「该杀者,明正典刑,以儆效尤;可宥者,依律酌情,以显天恩,务必使新附之民,知朝廷法度之严,亦感陛下仁德之厚。」
赵普闻言,身体几不可察地微微一颤。
皇帝这是要将这柄沾满故人鲜血的刀,递到他的手上。
让他这个赵宋旧臣兼赵宋宗室,去亲手处置那些或许曾与他有旧,甚至间接因宋亡而心生怨望的「逆党」。

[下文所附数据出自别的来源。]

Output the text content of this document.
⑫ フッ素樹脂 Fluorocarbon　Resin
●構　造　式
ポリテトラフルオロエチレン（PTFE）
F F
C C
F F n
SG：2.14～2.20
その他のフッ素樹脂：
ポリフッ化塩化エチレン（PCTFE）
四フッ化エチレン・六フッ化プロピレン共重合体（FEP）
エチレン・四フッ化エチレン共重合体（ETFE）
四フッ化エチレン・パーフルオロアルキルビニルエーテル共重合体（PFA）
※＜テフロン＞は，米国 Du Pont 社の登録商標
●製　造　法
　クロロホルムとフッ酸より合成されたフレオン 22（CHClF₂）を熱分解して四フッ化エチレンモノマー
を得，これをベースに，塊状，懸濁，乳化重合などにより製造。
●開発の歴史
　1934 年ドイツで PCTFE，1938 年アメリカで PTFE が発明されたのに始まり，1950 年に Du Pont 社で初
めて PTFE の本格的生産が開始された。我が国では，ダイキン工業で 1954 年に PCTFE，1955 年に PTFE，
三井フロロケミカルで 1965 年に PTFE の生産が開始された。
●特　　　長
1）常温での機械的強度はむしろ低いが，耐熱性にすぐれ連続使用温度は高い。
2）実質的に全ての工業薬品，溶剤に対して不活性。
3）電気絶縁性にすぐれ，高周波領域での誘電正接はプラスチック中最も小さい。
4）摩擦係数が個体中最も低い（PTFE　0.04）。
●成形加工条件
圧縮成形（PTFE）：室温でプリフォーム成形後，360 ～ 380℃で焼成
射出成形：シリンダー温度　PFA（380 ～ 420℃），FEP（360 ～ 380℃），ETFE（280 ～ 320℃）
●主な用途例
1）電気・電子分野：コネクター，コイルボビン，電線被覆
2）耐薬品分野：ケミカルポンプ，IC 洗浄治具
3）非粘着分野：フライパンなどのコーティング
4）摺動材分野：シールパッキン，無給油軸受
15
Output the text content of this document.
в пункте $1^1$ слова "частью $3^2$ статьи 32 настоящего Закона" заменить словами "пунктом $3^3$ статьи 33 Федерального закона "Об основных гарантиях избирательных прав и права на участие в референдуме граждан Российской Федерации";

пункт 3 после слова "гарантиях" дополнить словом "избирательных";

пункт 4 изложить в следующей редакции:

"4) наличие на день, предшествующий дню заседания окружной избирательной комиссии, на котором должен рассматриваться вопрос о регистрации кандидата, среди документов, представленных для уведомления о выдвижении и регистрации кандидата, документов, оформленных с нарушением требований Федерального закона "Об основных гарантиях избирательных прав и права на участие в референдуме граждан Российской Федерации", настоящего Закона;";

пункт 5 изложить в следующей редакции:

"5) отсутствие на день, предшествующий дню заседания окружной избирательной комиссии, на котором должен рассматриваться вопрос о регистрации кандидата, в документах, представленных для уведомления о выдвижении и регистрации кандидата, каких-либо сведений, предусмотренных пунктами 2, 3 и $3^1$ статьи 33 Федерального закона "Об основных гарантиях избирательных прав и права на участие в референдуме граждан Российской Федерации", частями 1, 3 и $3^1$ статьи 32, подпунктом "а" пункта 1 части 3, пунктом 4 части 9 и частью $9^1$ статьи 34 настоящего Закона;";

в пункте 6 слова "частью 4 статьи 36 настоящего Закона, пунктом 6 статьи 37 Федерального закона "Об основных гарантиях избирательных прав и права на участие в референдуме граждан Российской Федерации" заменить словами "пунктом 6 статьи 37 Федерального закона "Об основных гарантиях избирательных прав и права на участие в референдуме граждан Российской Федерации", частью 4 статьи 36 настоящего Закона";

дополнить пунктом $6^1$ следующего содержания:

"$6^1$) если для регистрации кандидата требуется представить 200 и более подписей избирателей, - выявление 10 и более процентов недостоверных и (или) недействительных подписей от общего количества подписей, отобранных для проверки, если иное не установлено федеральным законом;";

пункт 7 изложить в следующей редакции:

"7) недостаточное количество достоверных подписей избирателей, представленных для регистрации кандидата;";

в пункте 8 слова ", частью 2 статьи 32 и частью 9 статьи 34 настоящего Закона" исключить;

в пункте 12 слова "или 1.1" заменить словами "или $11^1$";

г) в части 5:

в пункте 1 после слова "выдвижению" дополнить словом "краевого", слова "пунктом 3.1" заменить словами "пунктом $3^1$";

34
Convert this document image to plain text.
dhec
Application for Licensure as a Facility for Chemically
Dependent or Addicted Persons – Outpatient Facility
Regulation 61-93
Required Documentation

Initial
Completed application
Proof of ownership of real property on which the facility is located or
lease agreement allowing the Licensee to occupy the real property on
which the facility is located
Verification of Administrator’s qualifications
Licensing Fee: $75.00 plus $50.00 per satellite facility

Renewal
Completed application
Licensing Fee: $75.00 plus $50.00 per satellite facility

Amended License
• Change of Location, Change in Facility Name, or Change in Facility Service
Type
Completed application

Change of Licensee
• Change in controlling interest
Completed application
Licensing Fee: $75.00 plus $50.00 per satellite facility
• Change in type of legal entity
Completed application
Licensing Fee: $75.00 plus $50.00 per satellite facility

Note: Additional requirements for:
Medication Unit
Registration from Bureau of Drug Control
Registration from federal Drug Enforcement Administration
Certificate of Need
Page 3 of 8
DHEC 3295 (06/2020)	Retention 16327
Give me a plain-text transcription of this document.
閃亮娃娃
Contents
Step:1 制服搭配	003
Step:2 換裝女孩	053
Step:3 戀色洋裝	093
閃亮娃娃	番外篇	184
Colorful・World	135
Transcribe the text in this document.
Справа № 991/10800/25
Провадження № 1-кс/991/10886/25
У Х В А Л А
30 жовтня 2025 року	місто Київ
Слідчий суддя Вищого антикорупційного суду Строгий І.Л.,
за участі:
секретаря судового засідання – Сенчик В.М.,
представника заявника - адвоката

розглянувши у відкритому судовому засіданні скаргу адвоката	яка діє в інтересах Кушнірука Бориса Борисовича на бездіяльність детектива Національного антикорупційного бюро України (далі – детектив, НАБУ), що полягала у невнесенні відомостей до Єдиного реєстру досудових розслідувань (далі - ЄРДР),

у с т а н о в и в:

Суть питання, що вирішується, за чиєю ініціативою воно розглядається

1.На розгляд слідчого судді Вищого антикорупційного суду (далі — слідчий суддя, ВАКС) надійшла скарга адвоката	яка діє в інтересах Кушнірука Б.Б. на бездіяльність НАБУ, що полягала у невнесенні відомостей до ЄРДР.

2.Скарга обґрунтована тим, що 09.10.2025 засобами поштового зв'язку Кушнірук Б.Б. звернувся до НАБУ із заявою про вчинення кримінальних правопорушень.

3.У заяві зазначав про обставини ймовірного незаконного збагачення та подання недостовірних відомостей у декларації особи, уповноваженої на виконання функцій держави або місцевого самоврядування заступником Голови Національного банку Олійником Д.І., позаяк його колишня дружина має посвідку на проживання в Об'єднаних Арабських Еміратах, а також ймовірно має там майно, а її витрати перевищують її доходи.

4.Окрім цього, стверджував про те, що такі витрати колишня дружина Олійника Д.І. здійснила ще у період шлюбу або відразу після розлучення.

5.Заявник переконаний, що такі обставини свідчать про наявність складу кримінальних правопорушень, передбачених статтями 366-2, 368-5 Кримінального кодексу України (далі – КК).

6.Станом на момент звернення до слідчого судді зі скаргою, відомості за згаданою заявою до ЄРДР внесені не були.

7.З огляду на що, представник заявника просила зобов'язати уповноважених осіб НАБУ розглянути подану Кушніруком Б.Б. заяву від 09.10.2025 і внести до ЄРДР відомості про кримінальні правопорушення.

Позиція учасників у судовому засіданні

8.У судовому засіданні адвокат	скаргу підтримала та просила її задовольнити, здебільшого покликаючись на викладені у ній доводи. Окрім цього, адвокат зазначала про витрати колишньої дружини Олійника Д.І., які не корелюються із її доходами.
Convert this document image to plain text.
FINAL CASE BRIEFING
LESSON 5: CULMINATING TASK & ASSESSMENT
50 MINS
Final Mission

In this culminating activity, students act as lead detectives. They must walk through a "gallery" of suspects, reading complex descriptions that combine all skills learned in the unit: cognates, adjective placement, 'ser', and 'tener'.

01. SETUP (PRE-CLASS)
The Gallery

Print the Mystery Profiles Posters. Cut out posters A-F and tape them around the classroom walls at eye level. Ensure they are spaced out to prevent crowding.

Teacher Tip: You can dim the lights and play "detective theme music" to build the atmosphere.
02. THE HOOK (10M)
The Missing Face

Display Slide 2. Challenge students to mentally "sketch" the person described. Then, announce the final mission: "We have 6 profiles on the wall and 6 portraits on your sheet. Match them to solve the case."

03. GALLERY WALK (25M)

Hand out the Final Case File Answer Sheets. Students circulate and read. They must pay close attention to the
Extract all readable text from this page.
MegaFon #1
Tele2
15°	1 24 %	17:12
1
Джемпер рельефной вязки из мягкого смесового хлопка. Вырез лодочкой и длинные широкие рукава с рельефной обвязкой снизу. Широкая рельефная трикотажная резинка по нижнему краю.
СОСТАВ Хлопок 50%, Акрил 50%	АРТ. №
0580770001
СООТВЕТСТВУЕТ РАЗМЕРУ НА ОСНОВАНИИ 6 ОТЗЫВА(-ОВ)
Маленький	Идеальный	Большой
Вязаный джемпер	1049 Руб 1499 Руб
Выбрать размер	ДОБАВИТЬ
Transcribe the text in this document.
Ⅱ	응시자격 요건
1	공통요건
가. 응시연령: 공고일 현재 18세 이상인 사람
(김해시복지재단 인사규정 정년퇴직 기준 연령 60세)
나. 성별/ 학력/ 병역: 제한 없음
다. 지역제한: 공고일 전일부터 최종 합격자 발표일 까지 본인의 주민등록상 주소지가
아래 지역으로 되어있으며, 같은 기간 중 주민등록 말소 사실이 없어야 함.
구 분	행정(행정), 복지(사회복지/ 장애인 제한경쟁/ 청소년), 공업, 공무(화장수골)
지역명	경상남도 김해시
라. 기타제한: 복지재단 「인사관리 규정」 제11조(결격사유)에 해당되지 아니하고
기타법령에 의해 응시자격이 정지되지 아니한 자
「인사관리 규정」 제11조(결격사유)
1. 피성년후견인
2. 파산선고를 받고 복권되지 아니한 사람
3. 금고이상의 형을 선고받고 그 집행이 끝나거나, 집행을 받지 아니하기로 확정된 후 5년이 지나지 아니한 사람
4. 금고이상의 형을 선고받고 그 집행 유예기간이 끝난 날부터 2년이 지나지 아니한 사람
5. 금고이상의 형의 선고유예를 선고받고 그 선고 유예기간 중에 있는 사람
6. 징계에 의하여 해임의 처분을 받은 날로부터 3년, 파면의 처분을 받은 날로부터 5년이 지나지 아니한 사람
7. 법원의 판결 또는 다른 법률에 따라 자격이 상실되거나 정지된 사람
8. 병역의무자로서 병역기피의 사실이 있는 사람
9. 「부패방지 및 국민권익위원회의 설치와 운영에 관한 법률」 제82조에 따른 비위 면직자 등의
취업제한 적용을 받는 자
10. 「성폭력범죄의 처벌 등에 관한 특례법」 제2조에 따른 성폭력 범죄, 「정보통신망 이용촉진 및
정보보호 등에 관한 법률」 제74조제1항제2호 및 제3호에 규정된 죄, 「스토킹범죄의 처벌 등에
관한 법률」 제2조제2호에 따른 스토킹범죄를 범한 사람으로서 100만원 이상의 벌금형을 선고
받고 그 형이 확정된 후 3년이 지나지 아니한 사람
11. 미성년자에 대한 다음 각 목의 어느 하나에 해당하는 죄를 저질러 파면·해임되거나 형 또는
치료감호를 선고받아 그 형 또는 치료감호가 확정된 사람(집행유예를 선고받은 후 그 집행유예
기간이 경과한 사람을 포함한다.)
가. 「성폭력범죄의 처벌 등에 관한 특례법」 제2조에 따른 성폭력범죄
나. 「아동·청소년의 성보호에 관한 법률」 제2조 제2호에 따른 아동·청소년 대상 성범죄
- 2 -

这既是考验,也是利用,更是将他彻底绑在新朝战车上的绳索。
办得狠了,他将背负千古骂名,在故土再无立锥之地。
办得柔了,立刻便是办事不力,心存故国,甚至同情逆党的罪名!
可不管如何,他这个赵家人,如果举起这把屠刀,必将会直接影响到赵家在这些地区的人望。
冷汗瞬间浸湿了赵普的内衫,但他没有选择,更不能有丝毫的犹豫。
赵普深吸一口气,再次深深拜下,声音竭力保持平稳道,「臣……领旨,陛下信重,臣敢不竭尽驽钝?」
「臣必当秉持圣意,详查案情,明辨是非,宽严相济,既彰国法之威严,亦显陛下之仁慈,务使新土归心,再无芥蒂。」
「嗯。」
王羽似乎对他的回答还算满意,语气稍缓,「起来吧,具体案卷,浊清会移交于你。」
「朕予你临机专断之权,但有疑难,可直接呈报于朕,记住,朕要的是安定,是人心归附。」
「臣,明白。谢陛下隆恩。」赵普缓缓起身。
他知道,从这一刻起,他赵则平的名字,将彻底与对故土的「清洗」联系在一起,这是投名状,也是枷锁。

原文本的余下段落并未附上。